On Tue, Jul 19, 2016 at 03:44:08PM -0500, Rob Landley wrote:
> 
> 
> On 07/19/2016 08:55 AM, Christopher Friedt wrote:
> > On Jul 18, 2016 11:51 PM, "Rob Landley" <rob at landley.net
> > <mailto:rob at landley.net>> wrote:
> >>
> >> FYI:
> >>
> >> http://hackaday.com/2016/07/11/cracking-the-sega-saturn-after-20-years/
> > 
> > I think I sent a link on the ML to the YouTube video about a week ago.
> > 
> >> (Alas, when we looked at possibly doing an FPGA saturn clone with J2 as
> >> a side project for the 20th anniversary, it turned out there were some
> >> tight timing constraints that make games misbehave very easily, at least
> >> in software emulation. I think some j2 instructions take different
> >> numbers of clock cycles than sh2 did? Don't remember the details, but we
> >> shelved the idea...)
> > 
> > I'm still interested in doing some Qemu work. Currently the SH core
> > (even before J2 additions) is not cycle-accurate, which is a bit of a
> > critical error made by the initial Qemu SH port.
> 
> No, qemu is never cycle accurate for anything it emulates. It's a
> dynamic code translator, not a cycle accurate simulator. (Cycle accurate
> simulators are 1/100th the speed of qemu. At a design level you can only
> ever get cycle accuracy by slowing DOWN from the fastest you can do, and
> caring about that level at all opens a can of worms of complexity that
> costs you an order of magnitude of speed before that's even an issue in
> the first place.)

Slowing down everything to worst-case is only needed if you're trying
to synchronize to an external real-time clock. If you just need
cycle-accuracy between components of the emulated system and only
synchronizing to real-time occasionally (like once per video frame)

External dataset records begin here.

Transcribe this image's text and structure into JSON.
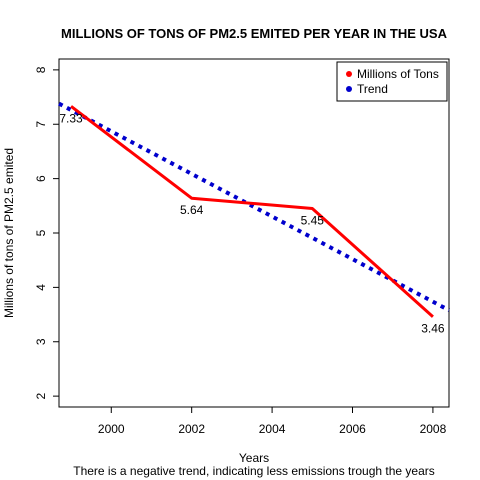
{
  "chart_data": {
    "type": "line",
    "title": "MILLIONS OF TONS OF PM2.5 EMITED PER YEAR IN THE USA",
    "xlabel": "Years",
    "ylabel": "Millions of tons of PM2.5 emited",
    "subtitle": "There is a negative trend, indicating less emissions trough the years",
    "xlim": [
      1998.7,
      2008.4
    ],
    "ylim": [
      1.8,
      8.2
    ],
    "xticks": [
      2000,
      2002,
      2004,
      2006,
      2008
    ],
    "xtick_labels": [
      "2000",
      "2002",
      "2004",
      "2006",
      "2008"
    ],
    "yticks": [
      2,
      3,
      4,
      5,
      6,
      7,
      8
    ],
    "ytick_labels": [
      "2",
      "3",
      "4",
      "5",
      "6",
      "7",
      "8"
    ],
    "grid": false,
    "legend_position": "top-right",
    "series": [
      {
        "name": "Millions of Tons",
        "color": "#ff0000",
        "style": "solid",
        "x": [
          1999,
          2002,
          2005,
          2008
        ],
        "y": [
          7.33,
          5.64,
          5.45,
          3.46
        ],
        "data_labels": [
          "7.33",
          "5.64",
          "5.45",
          "3.46"
        ]
      },
      {
        "name": "Trend",
        "color": "#0000cd",
        "style": "dotted",
        "x": [
          1998.7,
          2008.4
        ],
        "y": [
          7.38,
          3.58
        ]
      }
    ]
  }
}
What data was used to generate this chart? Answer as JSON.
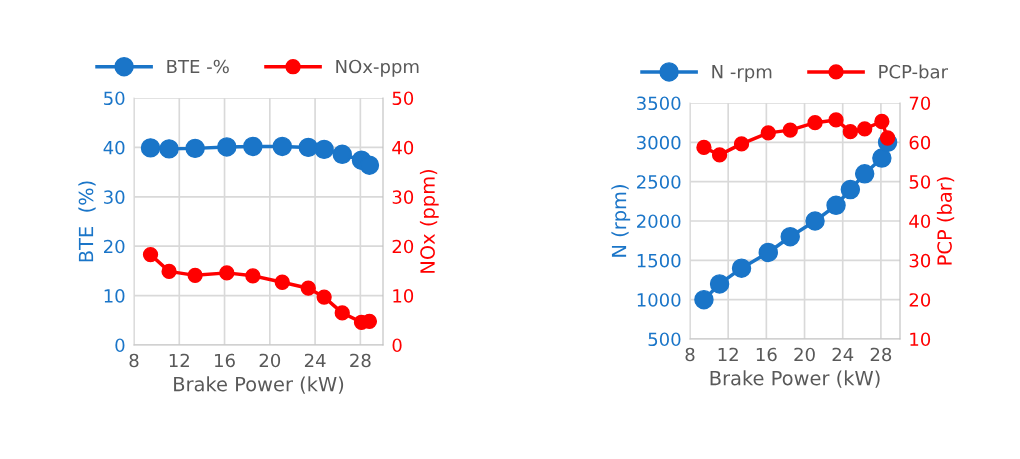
{
  "chart_data": [
    {
      "type": "line",
      "x": [
        9.46,
        11.1,
        13.4,
        16.2,
        18.5,
        21.1,
        23.4,
        24.8,
        26.4,
        28.1,
        28.8
      ],
      "xlabel": "Brake Power (kW)",
      "ylabel": "BTE  (%)",
      "y2label": "NOx (ppm)",
      "series": [
        {
          "name": "BTE -%",
          "color": "#1a75c8",
          "values": [
            39.9,
            39.7,
            39.8,
            40.1,
            40.2,
            40.2,
            40.0,
            39.6,
            38.6,
            37.4,
            36.4
          ]
        },
        {
          "name": "NOx-ppm",
          "color": "#ff0000",
          "axis": "y2",
          "values": [
            18.3,
            14.9,
            14.1,
            14.6,
            14.0,
            12.7,
            11.5,
            9.7,
            6.5,
            4.6,
            4.8
          ]
        }
      ],
      "xlim": [
        8,
        30
      ],
      "xticks": [
        8,
        12,
        16,
        20,
        24,
        28
      ],
      "ylim": [
        0,
        50
      ],
      "yticks": [
        0,
        10,
        20,
        30,
        40,
        50
      ],
      "y2lim": [
        0,
        50
      ],
      "y2ticks": [
        0,
        10,
        20,
        30,
        40,
        50
      ],
      "grid": true,
      "legend": "top",
      "marker": "circle",
      "line_style": "solid"
    },
    {
      "type": "line",
      "x": [
        9.46,
        11.1,
        13.4,
        16.2,
        18.5,
        21.1,
        23.3,
        24.8,
        26.3,
        28.1,
        28.7
      ],
      "xlabel": "Brake Power (kW)",
      "ylabel": "N (rpm)",
      "y2label": "PCP (bar)",
      "series": [
        {
          "name": "N -rpm",
          "color": "#1a75c8",
          "values": [
            1000,
            1200,
            1400,
            1600,
            1800,
            2000,
            2200,
            2400,
            2600,
            2800,
            3000
          ]
        },
        {
          "name": "PCP-bar",
          "color": "#ff0000",
          "axis": "y2",
          "values": [
            58.7,
            56.8,
            59.6,
            62.4,
            63.1,
            65.0,
            65.7,
            62.7,
            63.4,
            65.3,
            61.1
          ]
        }
      ],
      "xlim": [
        8,
        30
      ],
      "xticks": [
        8,
        12,
        16,
        20,
        24,
        28
      ],
      "ylim": [
        500,
        3500
      ],
      "yticks": [
        500,
        1000,
        1500,
        2000,
        2500,
        3000,
        3500
      ],
      "y2lim": [
        10,
        70
      ],
      "y2ticks": [
        10,
        20,
        30,
        40,
        50,
        60,
        70
      ],
      "grid": true,
      "legend": "top",
      "marker": "circle",
      "line_style": "solid"
    }
  ]
}
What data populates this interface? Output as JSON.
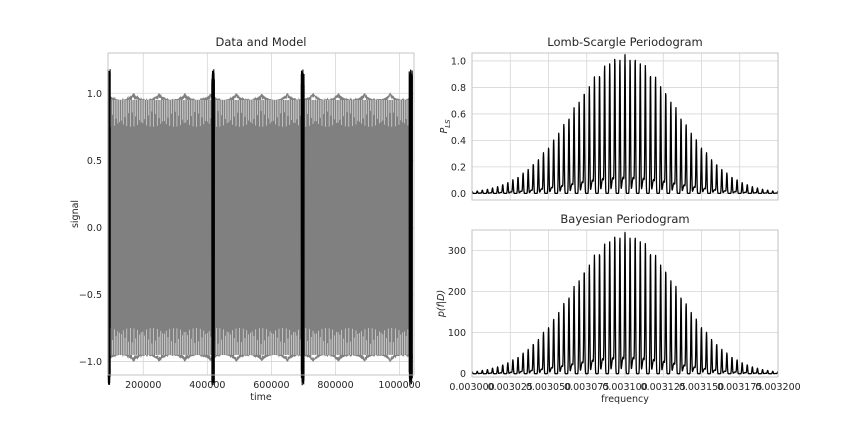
{
  "chart_data": [
    {
      "type": "line",
      "title": "Data and Model",
      "xlabel": "time",
      "ylabel": "signal",
      "xlim": [
        90000,
        1045000
      ],
      "ylim": [
        -1.1,
        1.3
      ],
      "xticks": [
        200000,
        400000,
        600000,
        800000,
        1000000
      ],
      "xtick_labels": [
        "200000",
        "400000",
        "600000",
        "800000",
        "1000000"
      ],
      "yticks": [
        -1.0,
        -0.5,
        0.0,
        0.5,
        1.0
      ],
      "ytick_labels": [
        "−1.0",
        "−0.5",
        "0.0",
        "0.5",
        "1.0"
      ],
      "grid": true,
      "series": [
        {
          "role": "model",
          "color": "#808080",
          "x_range": [
            90000,
            1040000
          ],
          "amplitude": 1.0,
          "envelope_dip": 0.05,
          "envelope_period": 80000
        },
        {
          "role": "data",
          "color": "#000000",
          "segments": [
            [
              90000,
              97000
            ],
            [
              414000,
              422000
            ],
            [
              693000,
              702000
            ],
            [
              1030000,
              1040000
            ]
          ],
          "amplitude": 1.18
        }
      ]
    },
    {
      "type": "line",
      "title": "Lomb-Scargle Periodogram",
      "xlabel": "",
      "ylabel": "P_LS",
      "xlim": [
        0.003,
        0.0032
      ],
      "ylim": [
        -0.05,
        1.06
      ],
      "yticks": [
        0.0,
        0.2,
        0.4,
        0.6,
        0.8,
        1.0
      ],
      "ytick_labels": [
        "0.0",
        "0.2",
        "0.4",
        "0.6",
        "0.8",
        "1.0"
      ],
      "grid": true,
      "color": "#000000",
      "center": 0.0031,
      "peak_value": 1.02,
      "envelope_sigma": 3.4e-05,
      "line_spacing": 3.33e-06
    },
    {
      "type": "line",
      "title": "Bayesian Periodogram",
      "xlabel": "frequency",
      "ylabel": "p(f|D)",
      "xlim": [
        0.003,
        0.0032
      ],
      "ylim": [
        -8,
        350
      ],
      "xticks": [
        0.003,
        0.003025,
        0.00305,
        0.003075,
        0.0031,
        0.003125,
        0.00315,
        0.003175,
        0.0032
      ],
      "xtick_labels": [
        "0.003000",
        "0.003025",
        "0.003050",
        "0.003075",
        "0.003100",
        "0.003125",
        "0.003150",
        "0.003175",
        "0.003200"
      ],
      "yticks": [
        0,
        100,
        200,
        300
      ],
      "ytick_labels": [
        "0",
        "100",
        "200",
        "300"
      ],
      "grid": true,
      "color": "#000000",
      "center": 0.0031,
      "peak_value": 335,
      "envelope_sigma": 3.4e-05,
      "line_spacing": 3.33e-06
    }
  ]
}
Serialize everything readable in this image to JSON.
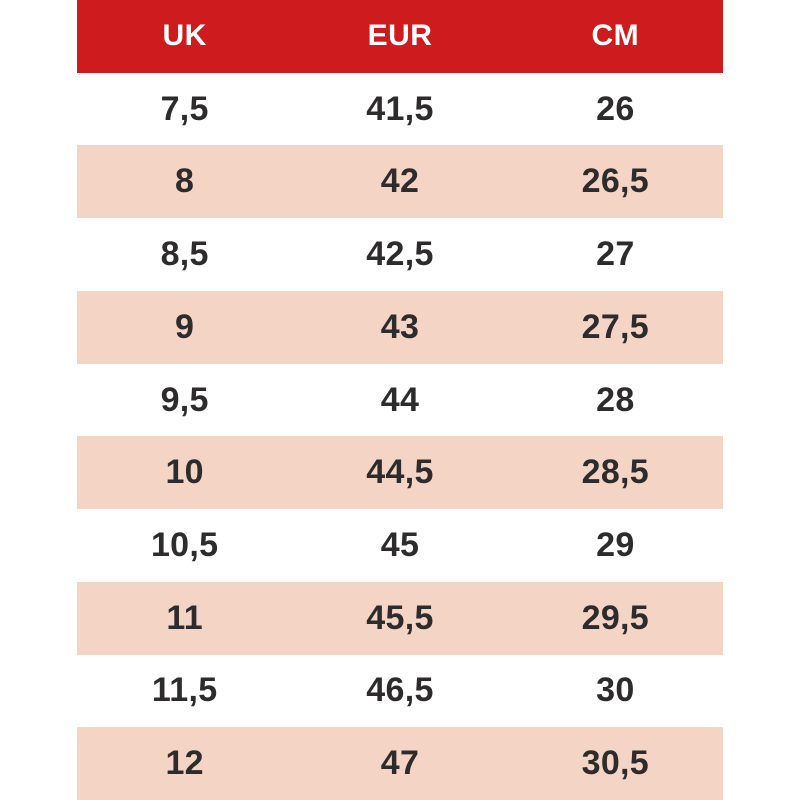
{
  "chart_data": {
    "type": "table",
    "columns": [
      "UK",
      "EUR",
      "CM"
    ],
    "rows": [
      [
        "7,5",
        "41,5",
        "26"
      ],
      [
        "8",
        "42",
        "26,5"
      ],
      [
        "8,5",
        "42,5",
        "27"
      ],
      [
        "9",
        "43",
        "27,5"
      ],
      [
        "9,5",
        "44",
        "28"
      ],
      [
        "10",
        "44,5",
        "28,5"
      ],
      [
        "10,5",
        "45",
        "29"
      ],
      [
        "11",
        "45,5",
        "29,5"
      ],
      [
        "11,5",
        "46,5",
        "30"
      ],
      [
        "12",
        "47",
        "30,5"
      ]
    ],
    "layout": {
      "header_position": "top",
      "alternating_rows": true,
      "first_data_row_bg": "white",
      "grid": "off",
      "decimal_separator": "comma"
    },
    "colors": {
      "header_bg": "#ce1b1e",
      "header_text": "#ffffff",
      "row_even_bg": "#ffffff",
      "row_odd_bg": "#f4d4c5",
      "cell_text": "#2d2b2b",
      "page_bg": "#ffffff"
    }
  }
}
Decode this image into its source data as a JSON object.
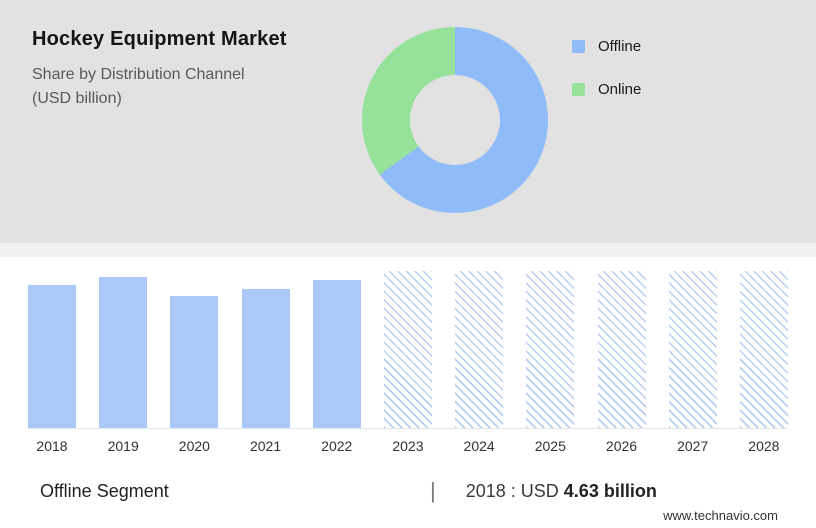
{
  "header": {
    "title": "Hockey Equipment Market",
    "subtitle_line1": "Share by Distribution Channel",
    "subtitle_line2": "(USD billion)"
  },
  "chart_data": [
    {
      "type": "pie",
      "labels": [
        "Offline",
        "Online"
      ],
      "values_pct": [
        65,
        35
      ],
      "colors": [
        "#8fbcf8",
        "#97e29b"
      ],
      "hole_ratio": 0.48,
      "legend_position": "right"
    },
    {
      "type": "bar",
      "categories": [
        "2018",
        "2019",
        "2020",
        "2021",
        "2022",
        "2023",
        "2024",
        "2025",
        "2026",
        "2027",
        "2028"
      ],
      "values": [
        4.63,
        4.92,
        4.28,
        4.53,
        4.82,
        null,
        null,
        null,
        null,
        null,
        null
      ],
      "forecast_categories": [
        "2023",
        "2024",
        "2025",
        "2026",
        "2027",
        "2028"
      ],
      "forecast_full_height": true,
      "ylim": [
        0,
        5.1
      ],
      "ylabel": "USD billion",
      "bar_color": "#aac9f8",
      "forecast_hatch_color": "#b6cef2",
      "grid": false,
      "legend_position": "none"
    }
  ],
  "footer": {
    "segment_label": "Offline Segment",
    "separator": "|",
    "stat_year_prefix": "2018 : USD",
    "stat_value": "4.63 billion",
    "website": "www.technavio.com"
  }
}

then high performance is very possible. There's no reason it can't be
done with a dynrec approach (inserting synchronization in the
translated instruction stream at every instruction that can
potentially access other hardware/other cpu cores; this has
non-trivial but non-catastrophic cost) but it's also possible to do
fast interpreted emulation. I know approaches that should be at least
20% as fast as qemu and perhaps 50% or better.